In general, I have been very blessed with a congregation that supports my ministry of presence. This is helped by the positive feedback and image in the larger community. But as I met with my wardens yesterday afternoon before the vestry meeting I sensed a lessening of tolerance for my extra little tasks.

The need out there is so great. The models of church from the 20th century are no longer capable of meeting that need. Most of the people I meet in the ministry of presence have a strong spirituality but feel the Church is no longer able to help them in that regard. Often things are explained in a context that no longer has a connection with personal experience and it leaves people struggling to understand their relationship and experience of the Divine. Traditional models of doing church no longer fit in with life-styles (and those life-styles are ones of necessity such as shift work that involves working on Sundays, two parents working different shifts, realities of rural life in a world where the family farm is no longer a viable option without an outside income etc.) Yet those people still need re-assurance and guidance every bit as much as those who are formally in a church community.

I am trying to help my people understand that being a church community is not just about the care of those who contribute to our particular community but also about making care available for all. This may involve work outside the parish boundaries, or even diocesan boundaries.

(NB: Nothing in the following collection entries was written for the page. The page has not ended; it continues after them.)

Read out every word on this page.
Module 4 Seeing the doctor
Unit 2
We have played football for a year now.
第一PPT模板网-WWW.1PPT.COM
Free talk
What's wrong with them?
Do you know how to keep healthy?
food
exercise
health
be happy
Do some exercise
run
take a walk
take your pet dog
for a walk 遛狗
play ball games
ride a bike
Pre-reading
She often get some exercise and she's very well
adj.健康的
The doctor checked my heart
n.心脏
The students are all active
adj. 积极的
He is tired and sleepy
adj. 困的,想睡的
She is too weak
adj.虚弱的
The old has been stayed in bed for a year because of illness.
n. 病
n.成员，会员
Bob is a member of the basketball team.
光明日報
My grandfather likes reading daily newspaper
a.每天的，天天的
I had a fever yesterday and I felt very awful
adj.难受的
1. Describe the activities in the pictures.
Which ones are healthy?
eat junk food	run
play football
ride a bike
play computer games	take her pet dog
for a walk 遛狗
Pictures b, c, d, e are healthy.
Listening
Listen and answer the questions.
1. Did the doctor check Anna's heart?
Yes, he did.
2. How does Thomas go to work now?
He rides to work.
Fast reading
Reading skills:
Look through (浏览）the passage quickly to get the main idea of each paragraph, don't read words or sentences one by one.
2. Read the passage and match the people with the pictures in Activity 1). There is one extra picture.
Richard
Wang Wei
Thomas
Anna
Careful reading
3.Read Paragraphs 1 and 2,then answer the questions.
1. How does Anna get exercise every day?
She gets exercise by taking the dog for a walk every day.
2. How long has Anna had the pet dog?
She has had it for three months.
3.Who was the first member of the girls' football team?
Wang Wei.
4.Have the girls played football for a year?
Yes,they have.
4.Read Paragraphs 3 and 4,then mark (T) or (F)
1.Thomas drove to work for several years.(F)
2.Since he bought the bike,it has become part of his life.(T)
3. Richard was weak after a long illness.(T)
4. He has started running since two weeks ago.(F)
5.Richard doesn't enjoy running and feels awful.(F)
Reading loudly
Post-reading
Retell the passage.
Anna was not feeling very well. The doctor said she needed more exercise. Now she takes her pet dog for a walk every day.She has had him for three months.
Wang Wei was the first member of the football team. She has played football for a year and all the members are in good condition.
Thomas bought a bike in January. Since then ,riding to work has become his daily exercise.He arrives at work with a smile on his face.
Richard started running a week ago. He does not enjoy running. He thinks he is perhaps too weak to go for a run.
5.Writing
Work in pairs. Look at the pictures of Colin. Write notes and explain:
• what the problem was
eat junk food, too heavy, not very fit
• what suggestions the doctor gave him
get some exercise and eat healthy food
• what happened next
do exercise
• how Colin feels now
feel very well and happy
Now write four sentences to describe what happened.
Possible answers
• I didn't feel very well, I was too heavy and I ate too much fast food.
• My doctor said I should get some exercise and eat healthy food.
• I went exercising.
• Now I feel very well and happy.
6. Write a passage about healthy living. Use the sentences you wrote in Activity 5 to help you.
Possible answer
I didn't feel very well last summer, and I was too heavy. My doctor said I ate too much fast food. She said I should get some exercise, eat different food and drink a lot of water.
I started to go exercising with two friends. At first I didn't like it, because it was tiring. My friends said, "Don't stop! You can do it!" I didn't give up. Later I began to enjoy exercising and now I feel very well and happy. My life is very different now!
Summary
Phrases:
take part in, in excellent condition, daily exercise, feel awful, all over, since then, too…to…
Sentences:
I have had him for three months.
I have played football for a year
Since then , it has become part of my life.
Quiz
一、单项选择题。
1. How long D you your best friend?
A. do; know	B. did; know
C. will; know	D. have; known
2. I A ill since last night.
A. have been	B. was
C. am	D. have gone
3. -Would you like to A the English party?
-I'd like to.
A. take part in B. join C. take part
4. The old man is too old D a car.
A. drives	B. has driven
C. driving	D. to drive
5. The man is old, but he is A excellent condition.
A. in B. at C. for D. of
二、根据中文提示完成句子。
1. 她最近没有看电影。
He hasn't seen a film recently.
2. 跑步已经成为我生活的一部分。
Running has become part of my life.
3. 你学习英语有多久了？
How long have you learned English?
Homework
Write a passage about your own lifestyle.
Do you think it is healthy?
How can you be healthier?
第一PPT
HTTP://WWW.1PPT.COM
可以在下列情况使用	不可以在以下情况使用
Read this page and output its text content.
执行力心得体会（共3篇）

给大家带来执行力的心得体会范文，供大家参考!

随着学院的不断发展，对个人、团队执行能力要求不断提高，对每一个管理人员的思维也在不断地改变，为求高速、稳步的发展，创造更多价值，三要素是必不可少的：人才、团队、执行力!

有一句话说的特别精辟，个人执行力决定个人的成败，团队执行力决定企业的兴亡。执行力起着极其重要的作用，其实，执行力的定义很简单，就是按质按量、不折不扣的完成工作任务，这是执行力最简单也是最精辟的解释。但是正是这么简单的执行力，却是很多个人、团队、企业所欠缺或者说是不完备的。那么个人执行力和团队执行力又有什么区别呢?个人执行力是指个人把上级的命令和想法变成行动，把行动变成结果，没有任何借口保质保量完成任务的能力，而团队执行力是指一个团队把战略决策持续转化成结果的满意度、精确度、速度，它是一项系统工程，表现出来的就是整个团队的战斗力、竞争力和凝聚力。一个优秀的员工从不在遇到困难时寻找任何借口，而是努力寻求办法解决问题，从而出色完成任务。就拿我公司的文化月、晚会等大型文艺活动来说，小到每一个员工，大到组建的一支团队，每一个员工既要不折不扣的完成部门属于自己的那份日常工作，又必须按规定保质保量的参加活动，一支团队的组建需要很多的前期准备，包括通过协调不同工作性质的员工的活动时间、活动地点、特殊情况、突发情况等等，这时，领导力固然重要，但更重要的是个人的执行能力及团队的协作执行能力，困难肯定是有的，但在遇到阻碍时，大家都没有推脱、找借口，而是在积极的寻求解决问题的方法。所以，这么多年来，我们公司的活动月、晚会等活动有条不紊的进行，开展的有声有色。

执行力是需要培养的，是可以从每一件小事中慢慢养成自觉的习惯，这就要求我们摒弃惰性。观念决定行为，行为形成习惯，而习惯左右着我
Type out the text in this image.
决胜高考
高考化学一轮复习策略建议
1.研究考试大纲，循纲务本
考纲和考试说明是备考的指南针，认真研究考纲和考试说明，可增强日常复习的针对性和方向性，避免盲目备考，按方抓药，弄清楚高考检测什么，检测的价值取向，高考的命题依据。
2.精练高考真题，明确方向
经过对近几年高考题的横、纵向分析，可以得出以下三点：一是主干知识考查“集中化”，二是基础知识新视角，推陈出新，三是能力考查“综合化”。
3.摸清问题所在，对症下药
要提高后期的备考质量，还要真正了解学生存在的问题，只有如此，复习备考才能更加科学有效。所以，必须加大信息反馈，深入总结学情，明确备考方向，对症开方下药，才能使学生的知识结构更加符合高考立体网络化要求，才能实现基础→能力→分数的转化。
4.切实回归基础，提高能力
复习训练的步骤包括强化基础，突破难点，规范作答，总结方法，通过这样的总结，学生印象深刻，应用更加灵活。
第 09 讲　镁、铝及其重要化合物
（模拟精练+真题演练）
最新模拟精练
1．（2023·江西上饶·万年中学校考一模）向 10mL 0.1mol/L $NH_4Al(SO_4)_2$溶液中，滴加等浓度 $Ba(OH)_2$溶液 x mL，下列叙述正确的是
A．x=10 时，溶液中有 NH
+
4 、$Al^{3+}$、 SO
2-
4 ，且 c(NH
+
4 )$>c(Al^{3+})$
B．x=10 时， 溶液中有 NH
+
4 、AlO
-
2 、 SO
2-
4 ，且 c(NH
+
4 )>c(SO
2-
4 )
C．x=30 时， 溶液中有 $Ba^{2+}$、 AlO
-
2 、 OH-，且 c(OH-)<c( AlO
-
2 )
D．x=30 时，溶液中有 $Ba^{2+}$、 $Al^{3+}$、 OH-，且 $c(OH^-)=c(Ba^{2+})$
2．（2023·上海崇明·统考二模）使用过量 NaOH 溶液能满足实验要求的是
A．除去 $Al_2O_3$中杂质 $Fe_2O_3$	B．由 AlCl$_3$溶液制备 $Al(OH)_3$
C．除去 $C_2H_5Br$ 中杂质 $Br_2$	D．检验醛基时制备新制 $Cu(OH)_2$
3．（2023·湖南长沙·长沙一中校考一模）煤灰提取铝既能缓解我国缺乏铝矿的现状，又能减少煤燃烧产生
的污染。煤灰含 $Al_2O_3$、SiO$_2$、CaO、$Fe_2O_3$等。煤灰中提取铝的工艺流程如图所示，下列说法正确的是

It may involve a fair amount of time spent with people who in no way contribute to our particular church community. It is hard to get outside the expectation that the stipendiary priest is paid to show concrete results within the parish list and that there is a way of accounting for the time spent that shows material gain for the church - ie contributions toward the upkeep of the building and the stipend of the priest.

I don't even know where I am going with this post other than I am trying to form a question and then hopefully find some sort of answer that guides me in how I do the ministry to which I believe I am called while also honouring the hopes and expectations of the community that supports me. And maybe the larger question for me underlying all of this is - am I being fair to the people in that supporting community as I strive to do the larger ministry that I love so much and that actually feeds me spiritually.

I have often thought of resigning as parish priest. I could find a job that gave me some flex and allowed for a ministry of presence. I have always held back. This is mainly because I know that being the parish priest also helps people approach me. My being a parish priest thus becomes a tool in reaching out - a tool that would not be there is I were to find some other type of job and still do the ministry I feel called to do. Again, don't get me wrong - I also love being a parish priest and being with the community that looks after my physical support. It's just that I feel called to two slightly different styles of ministry and often feel guilty that the one is supporting the other without the other offering support back to the first. Is that being fair to my congregation? Is this a legitimate form or style of doing ministry?